Introduction to CHARS74K data set and related reading methods for handwritten character data sets

Source: Internet
Author: User

The chars74k DataSet is a classic character recognition dataset that includes both English and Kannada (Kannada) characters. The dataset has a total of 74K images, so it's called chars74k.

The English data set is divided into three categories according to the Image acquisition method:

1. Character image data collection under natural environment;

2. Handwritten character image data set;

3. A computer character image dataset with different font compositions.

Only English hand writing character datasets are introduced here. The dataset contains 52 character categories (A-Z,A-Z) and 10 numeric categories (0-9) altogether 62 categories, 3410 pairs of images, completed by 55 volunteers handwriting.

This data set is in englishhnd.tgz this file (English Hand writing), the image is mainly in the IMG folder, according to the samples001-samples062 naming method stored in 62 sub-folders, Each subfolder has 55 images, all in PNG format, with a resolution of 1200*900, and a three-channel RGB image.

Some images:

The dataset author provides a way to read Matlab, and there is a lists_var_size under the English/hnd folder in the Lists.tgz file.
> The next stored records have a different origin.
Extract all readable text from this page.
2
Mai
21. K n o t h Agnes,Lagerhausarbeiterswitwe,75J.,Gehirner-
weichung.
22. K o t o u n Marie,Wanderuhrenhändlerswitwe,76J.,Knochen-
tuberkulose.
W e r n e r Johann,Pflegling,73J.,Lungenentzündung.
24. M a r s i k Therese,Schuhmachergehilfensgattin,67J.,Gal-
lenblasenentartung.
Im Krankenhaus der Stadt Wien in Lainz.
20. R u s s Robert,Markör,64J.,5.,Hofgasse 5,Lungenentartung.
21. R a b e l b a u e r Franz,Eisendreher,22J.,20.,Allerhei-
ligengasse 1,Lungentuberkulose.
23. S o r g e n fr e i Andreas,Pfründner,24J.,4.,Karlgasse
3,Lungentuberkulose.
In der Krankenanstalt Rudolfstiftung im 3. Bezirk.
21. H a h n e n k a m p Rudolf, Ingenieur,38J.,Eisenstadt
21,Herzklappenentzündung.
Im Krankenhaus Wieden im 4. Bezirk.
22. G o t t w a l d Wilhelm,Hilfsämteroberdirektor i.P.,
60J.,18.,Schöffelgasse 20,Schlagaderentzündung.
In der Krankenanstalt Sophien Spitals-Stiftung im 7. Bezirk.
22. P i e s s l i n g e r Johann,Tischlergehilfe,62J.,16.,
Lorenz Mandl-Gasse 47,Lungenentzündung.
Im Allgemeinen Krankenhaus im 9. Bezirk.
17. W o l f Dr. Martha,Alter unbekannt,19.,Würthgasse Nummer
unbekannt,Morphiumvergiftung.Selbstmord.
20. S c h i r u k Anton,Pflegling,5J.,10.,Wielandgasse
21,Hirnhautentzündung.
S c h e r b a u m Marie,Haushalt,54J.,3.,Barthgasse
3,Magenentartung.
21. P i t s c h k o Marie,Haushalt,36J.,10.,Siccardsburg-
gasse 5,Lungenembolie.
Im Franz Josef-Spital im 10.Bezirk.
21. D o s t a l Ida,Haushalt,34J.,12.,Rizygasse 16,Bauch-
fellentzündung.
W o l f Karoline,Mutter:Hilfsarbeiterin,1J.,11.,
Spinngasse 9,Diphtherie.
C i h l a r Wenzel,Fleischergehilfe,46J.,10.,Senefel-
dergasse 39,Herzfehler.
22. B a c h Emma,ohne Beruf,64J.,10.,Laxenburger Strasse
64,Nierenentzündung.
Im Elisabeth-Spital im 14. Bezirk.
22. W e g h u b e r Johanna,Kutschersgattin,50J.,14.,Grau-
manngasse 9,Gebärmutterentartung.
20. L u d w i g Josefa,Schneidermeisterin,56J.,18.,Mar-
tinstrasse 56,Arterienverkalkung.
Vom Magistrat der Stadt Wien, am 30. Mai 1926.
Mat file for data read-in, but the file simply establishes a struct (struct) that provides the relevant information, the actual data of the image, or the code to be read in itself.

The structure is loaded into the following:

The data set author has divided the training data and the test data into 30 different subsets, that is, the above Trnind and Tstind, which stores the index of the image, but it is important to note that some of the training data subsets are not 930, and some of the data behind it is 0.

The MATLAB code below, based on the mat file provided by the author, reads the training data of a subset, the test data and the label (the actual classification), and the image data is read into the cell array, and the tag data is read into the uint16 Array (note that label 1 represents the actual number 0, The label 2 represents the actual number 1, and so on).

Percent read images from chars74k Chinese Hnd DATASET.CLC, clear;% list is a struct, which contains:% alllabels: [3410*1 uint1 6]% allnames: [3410*24 char]% classlabels: [62*1 double]% classnames: [62*13 char]% numclasses:62% TSTind: [1674*30 uint1 6]% valind: []% txnind: [930*30 uint16]% trnind: [930*30 uint16]load (' Lists_var_size.mat '); percent extract training and test da Tasets%{there is patches in the dataset (Training & Test) We'll select the Nth training and test dataset.%}n = 14; % separats the training & test indexes in Datasettraining_index = list. Trnind (:, N); test_index = list. Tstind (:, N);% Some training patches may has some elements equal to 0% which we must ignore Them.locate_zero = Find (Traini Ng_index = = 0); Training_index (Locate_zero) = [];% The class labels for training settraining_labels = list. Alllabels (training_index);% The ground truth labels for test settest_true_labels = list. Alllabels (test_index);% Read image Datafor II = 1:length (training_index) img = Imread ([‘.. /.. /.. /english/hnd/',... list.    Allnames (Training_index (ii),:), '. png '); TRAINING_IMGS{II} = img;% If we want to see the image% image (IMG);% pause (); ENDfor II = 1:length (Test_index) img = Imread (['.. /.. /.. /english/hnd/',... list.    Allnames (Test_index (ii),:), '. png '); TEST_IMGS{II} = img;% If we want to see the image% image (IMG);% pause (); end

  

The PYTHON,OPENCV version waits for an update, or someone is willing to work together to communicate with each other.

If there is any mistake or inappropriate place, please correct me.

Reference Links:

http://www.ee.surrey.ac.uk/CVSSP/demos/chars74k/

Reference documents:

Teófilo Emídio de Campos, Bodla Rakesh Babu, Manik Varma. Character recognition in Natural Images. [c]//Visapp 2009-proceedings of the Fourth International Conference on computer Vision theory and applications, Lisboa, Portugal, February. 2009:273-280.

Note: This article was originally issued in July online forum, is a computer vision open class homework.

Hand-written character Recognition resource summary-chars74k DataSet Introduction and related reading method for handwritten character data set

Introduction to CHARS74K data set and related reading methods for handwritten character data sets

Contact Us

The content source of this page is from Internet, which doesn't represent Alibaba Cloud's opinion; products and services mentioned on that page don't have any relationship with Alibaba Cloud. If the content of the page makes you feel confusing, please write us an email, we will handle the problem within 5 days after receiving your email.

If you find any instances of plagiarism from the community, please send an email to: info-contact@alibabacloud.com and provide relevant evidence. A staff member will contact you within 5 working days.

A Free Trial That Lets You Build Big!

Start building with 50+ products and up to 12 months usage for Elastic Compute Service

  • Sales Support

    1 on 1 presale consultation

  • After-Sales Support

    24/7 Technical Support 6 Free Tickets per Quarter Faster Response

  • Alibaba Cloud offers highly flexible support services tailored to meet your exact needs.